Hsin-Hao Yu's Personal Blog
12 Sep 2023
Micro: The NeXT Big Thing
I had a surreal experience reading Steve Jobs and the NeXT Big Thing by Randall Stross, published in 1993 (I found a copy for free). Stross argued convincingly that NeXT was hopeless. Had I read it in 1993, I would have thought that the analysis was spot on. Who would have thought that in 2023, people would be still using essentially NEXTSTEP? Also, the entire workstation market has been wiped out, but IBM is still selling mainframes!
12 Jan 2021
Micro: Optics
I have been reading Italo Calvino’s If on a winters night a traveller. One chapter is particularly interesting because it draws heavily on the imagery of optics (one of Calvino’s obsessions). It makes a reference to the 19th century British scientist David Brewster for his invention of the kaleidoscope. I hadn’t read about Brewster before so I had to look him up. He was so much more than the inventor of kaleidoscope. He was a major figure in 19th century optics, and made important discoveries about the polarisation of light.
This part of If on a winter’s night a traveller reminded me of Thomas Pynchon’s Against the Day, which also uses optics as a central metaphor.
07 Dec 2020
Micro: Pynchon and Sherlock Holmes
In V., Chapter 14, Pynchon made passing references to the Dreyfus Affair - a social controversy that divided France near the end of the 19th century. Just by coincidence, I read something about it earlier this year. The Father Brown story “The Duel of Dr Hirsch” by G.K. Chesterton is a very odd detective story, because it’s really a commentary on the Dreyfus Affairs.
The other historical figure that plays a more significant role in V. is Charles Gordon - the British military officer who was killed in the Siege of Khartoum in 1885. Some of the characters in the novel might have encountered Sherlock Holmes because according to The Adventure of the Empty House, Holmes visited Khartoum after The Final Problem (1891)!
01 Dec 2020
Social Intelligence
As a PhD student, I took a class in animal behaviour. I didn’t work very hard and have forgotten most of it. However, since I became a father, I have been thinking more about this class. One of the papers I read was the classic “The social function of the intellect” by Nicholas Humphrey, first published in 1976. The paper is packed with insightful analogies. For example, Humphrey offered an interesting interpretation of Robinson Crusoe. According to him, Crusoe’s life on the island was a relatively simple and easy one, which he managed without too much trouble. His life only became challenging after the arrival of Friday.
23 Nov 2020
Micro: Mallorca
An obscure historical note from Thomas Pyhcon’s novel V.: there is a Chopin museum in the Spanish island of Mallorca, where you can see a cast of Frédéric Chopin’s hand. Chopin spent a winter there in 1838.
03 Nov 2020
Micro: Tagliacozzi
In Thomas Pynchon’s first novel V., there is a subplot involving rhinoplasty. A surgeon in the story (“being a conservative”) refers to his own profession as the “Art of Tagliacozzi”. This is reference to the 16th century surgeon Gaspare Tagliacozzi, who pioneered surgical techniques for nasal reconstruction. He was a professor of anatomy at the Archiginnasio of Bologna, whose famous anatomical theatre houses a statue of Tagliacozzi holding a nose. I visited Bologna in 2015. I noticed a statue of Galen in the theatre, but at that time, didn’t know about Tagliacozzi.📚
16 Nov 2017
Micro: Chinese
I saw this book in the Melbourne Rare Book Fair. To anyone who can read Chinese, this looks like the practice book of a young child starting to learn to write. The characters are intelligible, but the writer clearly has not mastered the basic principles. If Chinese characters are people, these little guys are seriously deformed. Some have really big heads, some have tiny feet, most of them look like zombies walking with their body parts dangling, ready to fall off.

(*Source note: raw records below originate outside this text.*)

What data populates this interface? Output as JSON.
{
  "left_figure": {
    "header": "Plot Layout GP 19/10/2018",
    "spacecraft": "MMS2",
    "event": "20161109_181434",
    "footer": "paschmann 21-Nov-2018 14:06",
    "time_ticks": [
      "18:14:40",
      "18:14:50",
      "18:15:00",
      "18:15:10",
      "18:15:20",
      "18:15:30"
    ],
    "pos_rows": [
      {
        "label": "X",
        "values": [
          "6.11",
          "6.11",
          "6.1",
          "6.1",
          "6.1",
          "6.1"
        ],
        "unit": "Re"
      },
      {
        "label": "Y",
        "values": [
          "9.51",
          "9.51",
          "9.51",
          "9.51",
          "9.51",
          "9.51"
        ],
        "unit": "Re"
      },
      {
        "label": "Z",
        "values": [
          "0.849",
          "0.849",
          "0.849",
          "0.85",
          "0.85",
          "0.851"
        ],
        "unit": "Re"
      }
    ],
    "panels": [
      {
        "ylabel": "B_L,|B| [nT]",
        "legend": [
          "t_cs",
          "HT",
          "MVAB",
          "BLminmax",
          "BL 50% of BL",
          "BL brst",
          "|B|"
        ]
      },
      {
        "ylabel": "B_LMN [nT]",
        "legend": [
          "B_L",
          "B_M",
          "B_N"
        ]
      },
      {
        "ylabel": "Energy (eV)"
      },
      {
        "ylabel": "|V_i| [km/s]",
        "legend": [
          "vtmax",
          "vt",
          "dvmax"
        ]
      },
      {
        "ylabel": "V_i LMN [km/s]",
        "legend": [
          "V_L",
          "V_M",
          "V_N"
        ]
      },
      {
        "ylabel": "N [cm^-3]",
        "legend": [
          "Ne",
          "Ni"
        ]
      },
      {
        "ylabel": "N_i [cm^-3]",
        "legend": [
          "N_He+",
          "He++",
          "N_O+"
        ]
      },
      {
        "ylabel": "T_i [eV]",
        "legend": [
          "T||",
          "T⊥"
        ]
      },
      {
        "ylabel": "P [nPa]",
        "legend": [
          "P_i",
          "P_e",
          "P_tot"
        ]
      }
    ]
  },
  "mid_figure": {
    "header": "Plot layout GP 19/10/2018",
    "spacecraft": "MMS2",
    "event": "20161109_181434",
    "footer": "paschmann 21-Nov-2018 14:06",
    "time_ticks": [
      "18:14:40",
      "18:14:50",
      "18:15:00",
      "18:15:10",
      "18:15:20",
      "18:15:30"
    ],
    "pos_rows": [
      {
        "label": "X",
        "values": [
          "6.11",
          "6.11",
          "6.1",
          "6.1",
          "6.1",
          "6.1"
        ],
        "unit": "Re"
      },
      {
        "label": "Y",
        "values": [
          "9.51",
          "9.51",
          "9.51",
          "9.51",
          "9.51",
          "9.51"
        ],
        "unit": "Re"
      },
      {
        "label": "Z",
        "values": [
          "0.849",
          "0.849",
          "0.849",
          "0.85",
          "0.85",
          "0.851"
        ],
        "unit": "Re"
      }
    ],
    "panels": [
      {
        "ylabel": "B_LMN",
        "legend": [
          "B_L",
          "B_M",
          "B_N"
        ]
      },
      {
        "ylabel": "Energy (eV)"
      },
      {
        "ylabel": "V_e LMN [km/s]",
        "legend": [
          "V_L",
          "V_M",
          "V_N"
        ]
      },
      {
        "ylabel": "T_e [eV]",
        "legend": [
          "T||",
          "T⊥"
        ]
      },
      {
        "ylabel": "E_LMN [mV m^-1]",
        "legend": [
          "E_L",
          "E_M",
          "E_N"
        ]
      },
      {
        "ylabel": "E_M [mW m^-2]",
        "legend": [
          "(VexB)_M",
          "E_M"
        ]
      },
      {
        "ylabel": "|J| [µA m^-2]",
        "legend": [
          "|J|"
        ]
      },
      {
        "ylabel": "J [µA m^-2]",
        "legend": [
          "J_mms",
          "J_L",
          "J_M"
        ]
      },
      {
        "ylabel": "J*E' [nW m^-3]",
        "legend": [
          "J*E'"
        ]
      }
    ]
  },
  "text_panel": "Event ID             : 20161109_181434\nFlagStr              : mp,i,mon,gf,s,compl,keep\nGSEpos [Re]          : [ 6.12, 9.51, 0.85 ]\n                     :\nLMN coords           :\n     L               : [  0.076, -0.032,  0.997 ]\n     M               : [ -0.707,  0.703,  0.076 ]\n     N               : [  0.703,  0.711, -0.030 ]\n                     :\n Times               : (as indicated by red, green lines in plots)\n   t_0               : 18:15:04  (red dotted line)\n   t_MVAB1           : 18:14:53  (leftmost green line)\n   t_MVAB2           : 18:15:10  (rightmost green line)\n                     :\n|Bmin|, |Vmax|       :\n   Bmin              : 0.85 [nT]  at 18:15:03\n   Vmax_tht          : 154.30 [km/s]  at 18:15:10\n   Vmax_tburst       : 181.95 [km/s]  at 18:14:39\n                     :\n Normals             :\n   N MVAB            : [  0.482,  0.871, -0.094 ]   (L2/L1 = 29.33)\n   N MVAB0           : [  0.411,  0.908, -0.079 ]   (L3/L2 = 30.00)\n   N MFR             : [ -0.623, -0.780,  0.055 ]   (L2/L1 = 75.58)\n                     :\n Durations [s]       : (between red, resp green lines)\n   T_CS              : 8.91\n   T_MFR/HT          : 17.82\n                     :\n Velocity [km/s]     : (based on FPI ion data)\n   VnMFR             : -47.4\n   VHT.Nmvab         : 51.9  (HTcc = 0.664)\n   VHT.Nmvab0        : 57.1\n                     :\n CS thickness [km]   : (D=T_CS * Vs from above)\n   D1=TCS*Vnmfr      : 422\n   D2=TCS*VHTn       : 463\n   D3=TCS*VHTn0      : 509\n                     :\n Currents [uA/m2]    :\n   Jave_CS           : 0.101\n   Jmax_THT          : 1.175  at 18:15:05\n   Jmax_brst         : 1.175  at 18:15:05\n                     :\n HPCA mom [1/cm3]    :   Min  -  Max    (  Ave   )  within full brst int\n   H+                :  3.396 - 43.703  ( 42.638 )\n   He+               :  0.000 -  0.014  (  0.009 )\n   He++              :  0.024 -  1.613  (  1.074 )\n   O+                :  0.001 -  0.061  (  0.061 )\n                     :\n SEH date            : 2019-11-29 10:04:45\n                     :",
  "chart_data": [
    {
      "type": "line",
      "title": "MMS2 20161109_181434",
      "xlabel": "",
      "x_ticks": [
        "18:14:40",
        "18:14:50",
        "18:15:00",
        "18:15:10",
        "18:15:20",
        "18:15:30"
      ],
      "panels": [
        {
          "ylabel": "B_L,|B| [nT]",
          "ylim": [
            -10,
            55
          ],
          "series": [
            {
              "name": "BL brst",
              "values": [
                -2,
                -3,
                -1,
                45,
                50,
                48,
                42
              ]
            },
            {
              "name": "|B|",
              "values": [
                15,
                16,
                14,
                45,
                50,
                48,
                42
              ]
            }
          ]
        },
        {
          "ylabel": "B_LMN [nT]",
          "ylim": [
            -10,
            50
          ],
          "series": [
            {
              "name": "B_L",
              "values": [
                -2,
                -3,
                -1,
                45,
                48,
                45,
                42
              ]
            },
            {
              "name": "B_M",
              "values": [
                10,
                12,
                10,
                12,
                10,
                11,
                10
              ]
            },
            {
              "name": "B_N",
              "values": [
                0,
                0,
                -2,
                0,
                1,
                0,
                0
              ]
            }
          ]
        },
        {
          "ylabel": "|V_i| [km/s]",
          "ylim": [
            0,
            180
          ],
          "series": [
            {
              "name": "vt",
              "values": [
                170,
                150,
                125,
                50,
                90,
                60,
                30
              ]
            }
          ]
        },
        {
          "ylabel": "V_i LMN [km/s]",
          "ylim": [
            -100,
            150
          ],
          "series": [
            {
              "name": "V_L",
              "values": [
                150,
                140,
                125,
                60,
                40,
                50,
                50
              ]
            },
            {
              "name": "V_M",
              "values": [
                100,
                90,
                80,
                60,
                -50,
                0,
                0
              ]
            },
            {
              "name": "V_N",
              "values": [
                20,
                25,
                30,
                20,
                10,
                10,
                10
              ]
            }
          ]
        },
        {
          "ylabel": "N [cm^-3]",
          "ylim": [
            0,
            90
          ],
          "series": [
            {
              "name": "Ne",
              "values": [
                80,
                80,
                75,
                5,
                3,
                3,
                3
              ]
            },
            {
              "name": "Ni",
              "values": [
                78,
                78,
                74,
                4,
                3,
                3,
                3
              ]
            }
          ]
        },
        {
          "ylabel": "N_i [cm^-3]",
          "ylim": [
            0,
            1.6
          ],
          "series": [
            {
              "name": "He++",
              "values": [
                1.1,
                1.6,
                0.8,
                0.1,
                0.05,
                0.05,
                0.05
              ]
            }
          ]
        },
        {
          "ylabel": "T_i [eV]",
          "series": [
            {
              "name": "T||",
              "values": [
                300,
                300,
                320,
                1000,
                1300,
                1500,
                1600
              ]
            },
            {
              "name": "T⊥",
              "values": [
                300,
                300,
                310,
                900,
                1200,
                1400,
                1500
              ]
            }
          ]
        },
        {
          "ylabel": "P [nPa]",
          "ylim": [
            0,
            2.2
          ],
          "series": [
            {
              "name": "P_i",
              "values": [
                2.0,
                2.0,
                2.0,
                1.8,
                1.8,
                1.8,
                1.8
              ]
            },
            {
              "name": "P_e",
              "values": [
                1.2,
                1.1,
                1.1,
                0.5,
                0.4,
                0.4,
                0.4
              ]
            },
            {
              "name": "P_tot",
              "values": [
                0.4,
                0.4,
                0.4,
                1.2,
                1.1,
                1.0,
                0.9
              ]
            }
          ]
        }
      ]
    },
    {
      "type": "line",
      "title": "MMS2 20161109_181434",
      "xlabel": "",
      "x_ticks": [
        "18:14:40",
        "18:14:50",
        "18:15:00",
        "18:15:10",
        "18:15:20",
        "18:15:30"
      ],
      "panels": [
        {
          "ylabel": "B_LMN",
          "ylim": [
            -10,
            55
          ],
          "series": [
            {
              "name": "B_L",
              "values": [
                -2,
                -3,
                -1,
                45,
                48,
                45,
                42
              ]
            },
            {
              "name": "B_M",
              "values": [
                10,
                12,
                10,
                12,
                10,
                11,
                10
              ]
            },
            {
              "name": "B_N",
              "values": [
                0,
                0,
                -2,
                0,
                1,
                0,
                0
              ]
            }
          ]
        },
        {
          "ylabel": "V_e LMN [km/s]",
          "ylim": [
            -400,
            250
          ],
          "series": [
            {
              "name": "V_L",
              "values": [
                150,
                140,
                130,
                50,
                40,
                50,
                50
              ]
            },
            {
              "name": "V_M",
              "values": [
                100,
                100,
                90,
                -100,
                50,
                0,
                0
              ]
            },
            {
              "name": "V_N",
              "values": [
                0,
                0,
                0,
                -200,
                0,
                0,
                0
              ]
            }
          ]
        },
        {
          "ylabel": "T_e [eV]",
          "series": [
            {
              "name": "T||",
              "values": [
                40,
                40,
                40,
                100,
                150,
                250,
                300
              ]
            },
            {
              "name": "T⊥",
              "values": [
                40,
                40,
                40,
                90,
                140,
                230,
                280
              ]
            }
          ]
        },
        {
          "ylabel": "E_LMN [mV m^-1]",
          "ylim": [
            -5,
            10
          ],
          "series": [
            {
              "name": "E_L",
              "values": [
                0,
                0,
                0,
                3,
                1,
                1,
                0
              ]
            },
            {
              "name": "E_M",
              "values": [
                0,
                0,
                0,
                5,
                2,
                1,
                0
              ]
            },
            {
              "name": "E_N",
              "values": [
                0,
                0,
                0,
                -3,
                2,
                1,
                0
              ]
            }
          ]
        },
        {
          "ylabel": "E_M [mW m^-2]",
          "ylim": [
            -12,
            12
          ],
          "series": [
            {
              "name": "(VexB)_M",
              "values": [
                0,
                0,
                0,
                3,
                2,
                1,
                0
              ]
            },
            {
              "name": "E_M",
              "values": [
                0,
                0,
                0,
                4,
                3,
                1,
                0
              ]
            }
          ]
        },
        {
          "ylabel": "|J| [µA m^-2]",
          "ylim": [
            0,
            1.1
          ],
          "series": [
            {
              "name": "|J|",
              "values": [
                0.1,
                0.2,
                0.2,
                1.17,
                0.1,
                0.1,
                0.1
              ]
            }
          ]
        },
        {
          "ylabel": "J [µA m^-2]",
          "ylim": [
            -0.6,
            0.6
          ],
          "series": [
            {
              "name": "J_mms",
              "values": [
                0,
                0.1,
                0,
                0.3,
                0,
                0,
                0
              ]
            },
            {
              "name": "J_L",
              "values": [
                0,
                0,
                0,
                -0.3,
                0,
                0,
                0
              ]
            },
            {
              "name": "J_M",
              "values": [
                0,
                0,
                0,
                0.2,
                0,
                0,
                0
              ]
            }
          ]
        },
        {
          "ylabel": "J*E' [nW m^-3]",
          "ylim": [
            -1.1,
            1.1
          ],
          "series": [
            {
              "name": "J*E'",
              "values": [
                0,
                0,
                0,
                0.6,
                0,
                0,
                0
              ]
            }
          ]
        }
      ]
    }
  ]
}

But this is a serious book. The asking price was over $10,000 AUD. This is Museum sinicum, published in 1730 by German sinologist Theophilus Bayer.
16 Nov 2017
Which department threw out a freaking VAX?
On university corridors, you inevitably see old equipments lying around. But which department threw out an entire freaking VAX?
Those must be the famous “blinkenlights”…
03 Mar 2015
Micro: Animal color vision
What was the first time that we know that non-human animals have color vision? From what I can find, the first person who scientifically came to that conclusion was John Lubbock in 1888. What was so strange about it was that he studied Daphnia - a plankton (!). He discovered that the plankton was attracted to yellow light, but not to white light. Lubbock also reasoned that insects must have color vision, but was not able to scientifically demonstrate it. It was decades after Lubbock published his book, in 1914, that Karl von Frisch established the behaviour training method for testing color vision.
30 Oct 2014
Micro: Visual Cortex
What is known as the visual cortex today was thought to be the site of “philoprogenitivty” (parental love) in phrenology.